Amen, Awomen, Apeople!!!! I was always so dismayed at how uncomfortable people were at my just BEing with grief. Even some of my fellow 12-step compatriots didn't understand why "this grief" was taking so long. ugh. It was confounding. To this day, my biggest lesson -- and the word for my 2009, my big resolution and goal for this year -- BE. In all things, I want to simply BE a BEing. A human BEing. In the end it seems very Zen to me. Very retro "be here now". But seems to be the key to my staying emotionally available and aware in any given moment. That's not a gift to just sneeze at...for that I thank my Kota (though as with all his gifts, I'd trade them to have him back.)
oxoxo thank you for sharing your BEing and BEcoming with us today!
k-

Carly Marie said...

Perfectly written.

People just need to be. They need to know that they can feel however they are feeling. It is ok.

Hope's Mama said...

There are so many friends I would love to send this to.
I'm new here and thank you for your blog.
Sally

Snarky Belle said...

Of course you already know, but you have an amazing gift in your writing. You are an inspiration.

Gretchen said...

It's a beautiful thing.
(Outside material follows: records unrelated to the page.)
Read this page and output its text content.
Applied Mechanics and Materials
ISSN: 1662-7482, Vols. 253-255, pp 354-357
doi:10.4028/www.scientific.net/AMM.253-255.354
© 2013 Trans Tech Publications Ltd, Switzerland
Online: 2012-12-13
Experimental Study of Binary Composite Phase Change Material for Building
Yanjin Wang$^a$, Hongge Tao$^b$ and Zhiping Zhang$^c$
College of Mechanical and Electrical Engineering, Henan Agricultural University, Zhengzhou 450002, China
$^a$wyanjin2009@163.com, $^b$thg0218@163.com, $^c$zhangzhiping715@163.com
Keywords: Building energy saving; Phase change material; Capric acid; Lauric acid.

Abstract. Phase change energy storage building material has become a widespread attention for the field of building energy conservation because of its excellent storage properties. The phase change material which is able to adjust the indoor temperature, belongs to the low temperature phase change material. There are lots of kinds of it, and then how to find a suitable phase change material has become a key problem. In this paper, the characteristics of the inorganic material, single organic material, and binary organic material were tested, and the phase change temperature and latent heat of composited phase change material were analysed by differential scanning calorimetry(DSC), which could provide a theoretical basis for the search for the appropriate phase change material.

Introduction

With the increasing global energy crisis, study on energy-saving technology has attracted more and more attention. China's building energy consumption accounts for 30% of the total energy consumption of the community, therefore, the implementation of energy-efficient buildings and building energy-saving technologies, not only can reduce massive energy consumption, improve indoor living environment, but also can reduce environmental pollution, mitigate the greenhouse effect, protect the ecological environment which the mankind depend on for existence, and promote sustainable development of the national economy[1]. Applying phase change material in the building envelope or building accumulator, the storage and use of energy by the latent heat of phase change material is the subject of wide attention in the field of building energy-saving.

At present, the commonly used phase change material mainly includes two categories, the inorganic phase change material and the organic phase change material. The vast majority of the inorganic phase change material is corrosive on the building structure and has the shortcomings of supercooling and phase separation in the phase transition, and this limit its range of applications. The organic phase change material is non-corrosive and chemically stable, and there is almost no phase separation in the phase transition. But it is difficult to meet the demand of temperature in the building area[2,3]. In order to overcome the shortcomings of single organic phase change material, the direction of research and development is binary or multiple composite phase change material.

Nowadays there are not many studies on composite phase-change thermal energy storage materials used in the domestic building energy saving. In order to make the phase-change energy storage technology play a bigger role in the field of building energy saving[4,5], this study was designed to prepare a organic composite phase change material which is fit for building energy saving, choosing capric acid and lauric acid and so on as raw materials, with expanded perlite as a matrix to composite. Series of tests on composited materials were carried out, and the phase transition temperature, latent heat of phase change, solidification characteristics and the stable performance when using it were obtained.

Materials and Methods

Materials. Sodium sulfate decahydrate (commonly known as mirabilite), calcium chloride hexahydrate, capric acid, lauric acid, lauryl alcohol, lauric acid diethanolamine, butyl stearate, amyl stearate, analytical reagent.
I think I am contemplating "becoming", while many times still "being". I come here and KNOW that's okay, regardless of what the world would tell me.

Barbara said...

So true, so very very true.

Accepting my grief and being in the moment have saved me, as much as the incredible support network I have found here.

Thank you for expressing it so beautifully.

xxx

Becoming...

""""""""""""""""""""""""""""""""""""""""""""""""""""""""""""""""
The soul still sings in the darkness telling of the beauty she found there; and daring us not to think that because she passed through such tortures of anguish, doubt, dread, and horror, as has been said, she ran any the more danger of being lost in the night. Nay, in the darkness did she, rather, find herself.